Отец не любил казачьих прибауток и дурачеств, однако сказанное им слово часто бывало занозистым и репеистым. Над словом его нельзя было сразу потешиться, но внутри оно несло самую суть – как желток в белке.
Сам он, в отличие от вечно ищущих повод пореготать казаков, смеялся редко и коротко.

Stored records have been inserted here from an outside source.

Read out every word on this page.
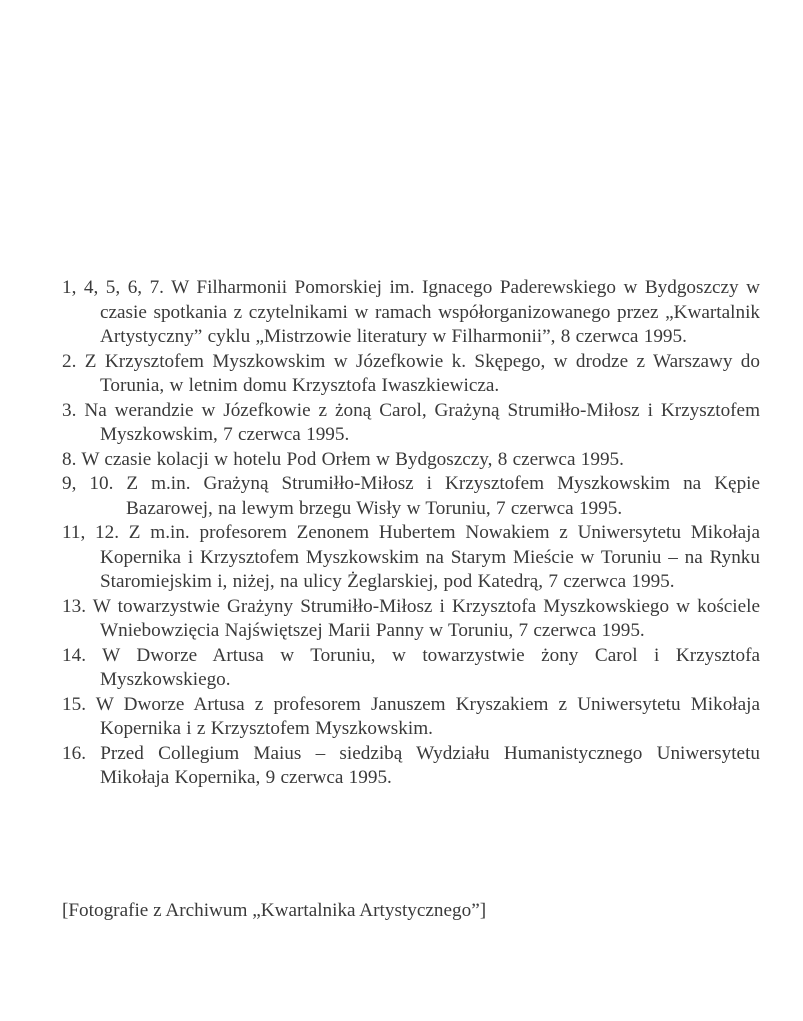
1, 4, 5, 6, 7. W Filharmonii Pomorskiej im. Ignacego Paderewskiego w Bydgoszczy w czasie spotkania z czytelnikami w ramach współorganizowanego przez „Kwartalnik Artystyczny” cyklu „Mistrzowie literatury w Filharmonii”, 8 czerwca 1995.
2. Z Krzysztofem Myszkowskim w Józefkowie k. Skępego, w drodze z Warszawy do Torunia, w letnim domu Krzysztofa Iwaszkiewicza.
3. Na werandzie w Józefkowie z żoną Carol, Grażyną Strumiłło-Miłosz i Krzysztofem Myszkowskim, 7 czerwca 1995.
8. W czasie kolacji w hotelu Pod Orłem w Bydgoszczy, 8 czerwca 1995.
9, 10. Z m.in. Grażyną Strumiłło-Miłosz i Krzysztofem Myszkowskim na Kępie Bazarowej, na lewym brzegu Wisły w Toruniu, 7 czerwca 1995.
11, 12. Z m.in. profesorem Zenonem Hubertem Nowakiem z Uniwersytetu Mikołaja Kopernika i Krzysztofem Myszkowskim na Starym Mieście w Toruniu – na Rynku Staromiejskim i, niżej, na ulicy Żeglarskiej, pod Katedrą, 7 czerwca 1995.
13. W towarzystwie Grażyny Strumiłło-Miłosz i Krzysztofa Myszkowskiego w kościele Wniebowzięcia Najświętszej Marii Panny w Toruniu, 7 czerwca 1995.
14. W Dworze Artusa w Toruniu, w towarzystwie żony Carol i Krzysztofa Myszkowskiego.
15. W Dworze Artusa z profesorem Januszem Kryszakiem z Uniwersytetu Mikołaja Kopernika i z Krzysztofem Myszkowskim.
16. Przed Collegium Maius – siedzibą Wydziału Humanistycznego Uniwersytetu Mikołaja Kopernika, 9 czerwca 1995.

[Fotografie z Archiwum „Kwartalnika Artystycznego”]
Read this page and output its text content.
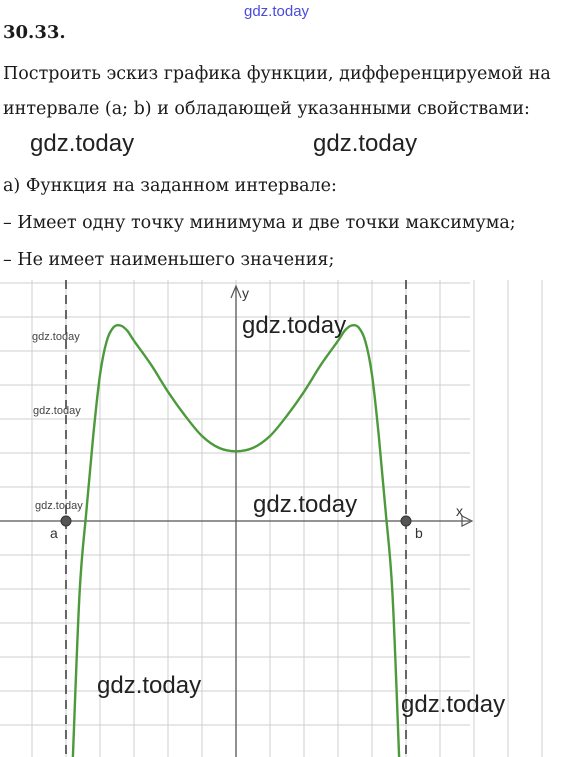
gdz.today
30.33.
Построить эскиз графика функции, дифференцируемой на
интервале (a; b) и обладающей указанными свойствами:
gdz.today	gdz.today
а) Функция на заданном интервале:
– Имеет одну точку минимума и две точки максимума;
– Не имеет наименьшего значения;
x
y
a	b
gdz.today
gdz.today
gdz.today
gdz.today
gdz.today
gdz.today
gdz.today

Веселило отца то, что вроде поначалу и не казалось забавным, но вдруг обращалось в таковое: едва начавшаяся и ещё не различимая оплошность соседского казака, или повадки скота и птицы, в которых отец умел разглядеть и разум, и наглость, и похвальбу.
Всё впроброс сказанное им однажды – не забывалось сынами его: на покосе ли, на гульбе ли, на реке, – и в тот раз, когда отец впервые вложил в руки Степану завесную пищаль и велел:
– Стрель… в тот арбуз… а то он дражнится… Не топорщь локоть… раскрылился.
Видя, как отец ловко обращается с любым оружием, Степан спросил однажды:
– Тять, а тебя кто выучил? Дед Исайя?
Отец помолчал – и ответил отрывисто, словно недовольный:
– Матерня родня… выучила…
IVОчнулся в ночи, вдруг отчётливо расслышав голос стражника, сидевшего возле самой двери:
– Анам хаста. Анам тёшекте ята. Хардашларымдан бириси ярдыма кельмей. Амма биз эпимиз онын балалары, ялыныз мен дегилим. (Мать болеет. Мать лежит. Ни один брат не хочет помогать. А мы ведь все её дети, не я один. – тат.)
Ответа не прозвучало.
Стражник замолчал.
Вокруг стояла плотная, как вода на дне, тишь.
Битое тело его оставалось посреди вездесущей боли, как одинокое дерево в ледяное половодье. Знобило плоть, точило душу под самое основанье.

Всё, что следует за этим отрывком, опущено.